Gerechtshof Den Haag

Datum uitspraak
7 juli 2016
Publicatiedatum
8 juli 2016
Zaaknummer
K15/0571
Instantie
Gerechtshof Den Haag
Type
Uitspraak
Rechtsgebied
Strafrecht
Procedures
  • Raadkamer
Rechters
  • J.W. Wabeke
  • A.W. Beelaerts van Blokland
  • A.J.T.M. Franken-van Zinnicq Bergmann
Vindplaatsen
  • Rechtspraak.nl
AI samenvatting door LexboostAutomatisch gegenereerd

Afwijzing beklag tegen niet-vervolging van politieman wegens mishandeling

In deze zaak heeft het Gerechtshof Den Haag op 7 juli 2016 uitspraak gedaan over een beklag dat was ingediend door een klager tegen de beslissing om een politieman niet te vervolgen voor mishandeling.
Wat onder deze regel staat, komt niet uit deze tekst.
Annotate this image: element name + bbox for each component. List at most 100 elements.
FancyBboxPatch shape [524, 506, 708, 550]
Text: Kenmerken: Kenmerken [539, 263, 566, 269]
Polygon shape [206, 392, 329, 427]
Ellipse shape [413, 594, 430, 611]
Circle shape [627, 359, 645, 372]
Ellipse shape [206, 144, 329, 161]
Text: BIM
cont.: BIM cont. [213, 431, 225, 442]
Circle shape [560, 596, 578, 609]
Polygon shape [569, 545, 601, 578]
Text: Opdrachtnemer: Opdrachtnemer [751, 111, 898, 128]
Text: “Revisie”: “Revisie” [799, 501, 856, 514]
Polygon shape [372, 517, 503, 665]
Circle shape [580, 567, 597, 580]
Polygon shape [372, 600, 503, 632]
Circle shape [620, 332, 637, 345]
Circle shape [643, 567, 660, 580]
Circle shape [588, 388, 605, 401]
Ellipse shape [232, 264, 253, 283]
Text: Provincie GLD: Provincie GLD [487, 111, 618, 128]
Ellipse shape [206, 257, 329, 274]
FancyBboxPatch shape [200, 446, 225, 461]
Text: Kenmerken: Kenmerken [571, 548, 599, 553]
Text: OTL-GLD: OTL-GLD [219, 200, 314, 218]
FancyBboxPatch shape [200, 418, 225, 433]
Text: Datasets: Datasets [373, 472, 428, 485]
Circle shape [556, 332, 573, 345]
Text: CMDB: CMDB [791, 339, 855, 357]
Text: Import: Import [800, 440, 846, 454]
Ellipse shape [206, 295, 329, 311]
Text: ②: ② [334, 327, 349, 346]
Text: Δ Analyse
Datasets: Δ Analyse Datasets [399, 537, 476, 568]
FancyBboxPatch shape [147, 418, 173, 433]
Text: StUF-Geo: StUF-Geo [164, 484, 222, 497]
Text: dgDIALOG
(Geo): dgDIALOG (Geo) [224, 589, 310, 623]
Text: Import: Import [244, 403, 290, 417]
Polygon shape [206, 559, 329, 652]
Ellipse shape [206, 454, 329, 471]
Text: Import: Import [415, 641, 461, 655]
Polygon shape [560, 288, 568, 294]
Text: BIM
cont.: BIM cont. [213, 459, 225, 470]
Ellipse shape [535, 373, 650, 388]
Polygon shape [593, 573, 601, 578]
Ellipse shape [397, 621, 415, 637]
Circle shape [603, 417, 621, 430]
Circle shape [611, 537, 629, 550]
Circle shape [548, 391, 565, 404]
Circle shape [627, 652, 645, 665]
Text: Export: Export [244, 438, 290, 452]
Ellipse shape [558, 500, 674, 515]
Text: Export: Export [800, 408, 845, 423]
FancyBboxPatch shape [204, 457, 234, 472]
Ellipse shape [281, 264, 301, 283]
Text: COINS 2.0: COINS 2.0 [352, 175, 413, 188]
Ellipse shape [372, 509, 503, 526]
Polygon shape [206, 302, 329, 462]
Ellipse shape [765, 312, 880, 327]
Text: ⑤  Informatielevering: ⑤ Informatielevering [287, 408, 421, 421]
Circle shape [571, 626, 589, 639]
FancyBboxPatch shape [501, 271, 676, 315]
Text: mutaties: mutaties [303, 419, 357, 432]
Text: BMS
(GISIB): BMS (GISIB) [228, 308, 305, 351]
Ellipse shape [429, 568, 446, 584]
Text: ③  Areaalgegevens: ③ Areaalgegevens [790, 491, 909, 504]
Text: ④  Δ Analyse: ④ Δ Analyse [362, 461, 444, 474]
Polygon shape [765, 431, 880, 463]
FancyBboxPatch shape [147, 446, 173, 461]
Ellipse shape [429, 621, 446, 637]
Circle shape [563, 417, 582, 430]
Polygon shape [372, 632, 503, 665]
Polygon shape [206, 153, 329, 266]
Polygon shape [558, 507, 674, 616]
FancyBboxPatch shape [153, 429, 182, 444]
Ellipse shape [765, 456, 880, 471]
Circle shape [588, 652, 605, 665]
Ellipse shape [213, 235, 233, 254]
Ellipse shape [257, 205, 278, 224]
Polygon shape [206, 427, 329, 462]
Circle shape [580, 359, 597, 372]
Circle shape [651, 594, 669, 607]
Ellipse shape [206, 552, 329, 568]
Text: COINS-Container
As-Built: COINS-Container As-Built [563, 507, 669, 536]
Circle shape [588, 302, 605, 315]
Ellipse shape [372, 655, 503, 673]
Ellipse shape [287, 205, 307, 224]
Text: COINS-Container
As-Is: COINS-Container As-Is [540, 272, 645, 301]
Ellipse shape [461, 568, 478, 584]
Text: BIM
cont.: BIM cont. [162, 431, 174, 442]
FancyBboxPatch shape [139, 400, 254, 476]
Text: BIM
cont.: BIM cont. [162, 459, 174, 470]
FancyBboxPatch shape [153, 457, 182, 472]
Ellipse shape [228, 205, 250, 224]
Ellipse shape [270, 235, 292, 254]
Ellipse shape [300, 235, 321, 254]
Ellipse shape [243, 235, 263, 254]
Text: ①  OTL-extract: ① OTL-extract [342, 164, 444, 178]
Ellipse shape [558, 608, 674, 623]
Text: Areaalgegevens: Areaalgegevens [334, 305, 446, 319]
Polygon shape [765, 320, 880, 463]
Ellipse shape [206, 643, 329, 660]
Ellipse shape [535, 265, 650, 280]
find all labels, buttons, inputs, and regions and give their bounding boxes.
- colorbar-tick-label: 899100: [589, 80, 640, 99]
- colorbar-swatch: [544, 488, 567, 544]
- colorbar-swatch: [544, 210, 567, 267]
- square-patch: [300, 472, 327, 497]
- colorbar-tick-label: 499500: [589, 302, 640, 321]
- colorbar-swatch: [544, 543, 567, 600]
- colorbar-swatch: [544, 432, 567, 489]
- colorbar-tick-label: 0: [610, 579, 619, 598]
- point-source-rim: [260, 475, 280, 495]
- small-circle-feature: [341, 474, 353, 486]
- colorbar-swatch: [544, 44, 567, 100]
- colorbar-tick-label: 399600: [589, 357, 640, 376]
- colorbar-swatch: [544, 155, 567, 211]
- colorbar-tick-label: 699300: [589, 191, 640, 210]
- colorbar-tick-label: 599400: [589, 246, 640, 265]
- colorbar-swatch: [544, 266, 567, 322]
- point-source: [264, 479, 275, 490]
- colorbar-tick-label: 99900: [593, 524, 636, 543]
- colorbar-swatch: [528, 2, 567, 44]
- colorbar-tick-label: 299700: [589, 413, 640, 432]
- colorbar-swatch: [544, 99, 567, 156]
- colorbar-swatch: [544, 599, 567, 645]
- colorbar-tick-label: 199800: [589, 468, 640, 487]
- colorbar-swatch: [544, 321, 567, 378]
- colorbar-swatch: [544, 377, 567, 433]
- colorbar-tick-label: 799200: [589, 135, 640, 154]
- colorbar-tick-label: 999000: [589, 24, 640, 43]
Het beklag was gericht tegen de beslissing van de waarnemend hoofdofficier van justitie te Den Haag om de beklaagde politieman niet te vervolgen na een incident dat plaatsvond op 6 september 2014. Klager, een 14-jarige jongen, had aangifte gedaan van mishandeling door de beklaagde en zijn collega tijdens een aanhouding. Het hof heeft de feiten en omstandigheden van het incident grondig onderzocht, inclusief verklaringen van beide partijen en camerabeelden. Het hof concludeerde dat de aanhouding van klager rechtmatig was, maar dat de toegepaste geweldsmiddelen niet altijd proportioneel waren. Het hof oordeelde dat de laatste fase van de geweldstoepassing door de beklaagde niet proportioneel was, maar dat dit niet leidde tot strafrechtelijke vervolging. Het beklag werd deels gegrond verklaard, maar de beslissing om de beklaagde niet te vervolgen werd afgewezen.

Uitspraak

GERECHTSHOF DEN HAAG
raadkamer beklagzaken
BESCHIKKING
gegeven op het beklag, op grond van artikel 12 van het Wetboek van Strafvordering, ingediend door:
[klager],
in deze zaak woonplaats kiezende ten kantore van zijn raadsvrouw mr. I. Jadib, advocaat, kantoor houdende te 2596 CG Den Haag aan de Wassenaarseweg 47.

1.Het beklag

Het klaagschrift is op 23 november 2015 door het hof ontvangen. Het beklag richt zich tegen de beslissing namens de waarnemend hoofdofficier van justitie te Den Haag om
[beklaagde]niet te vervolgen ter zake van mishandeling.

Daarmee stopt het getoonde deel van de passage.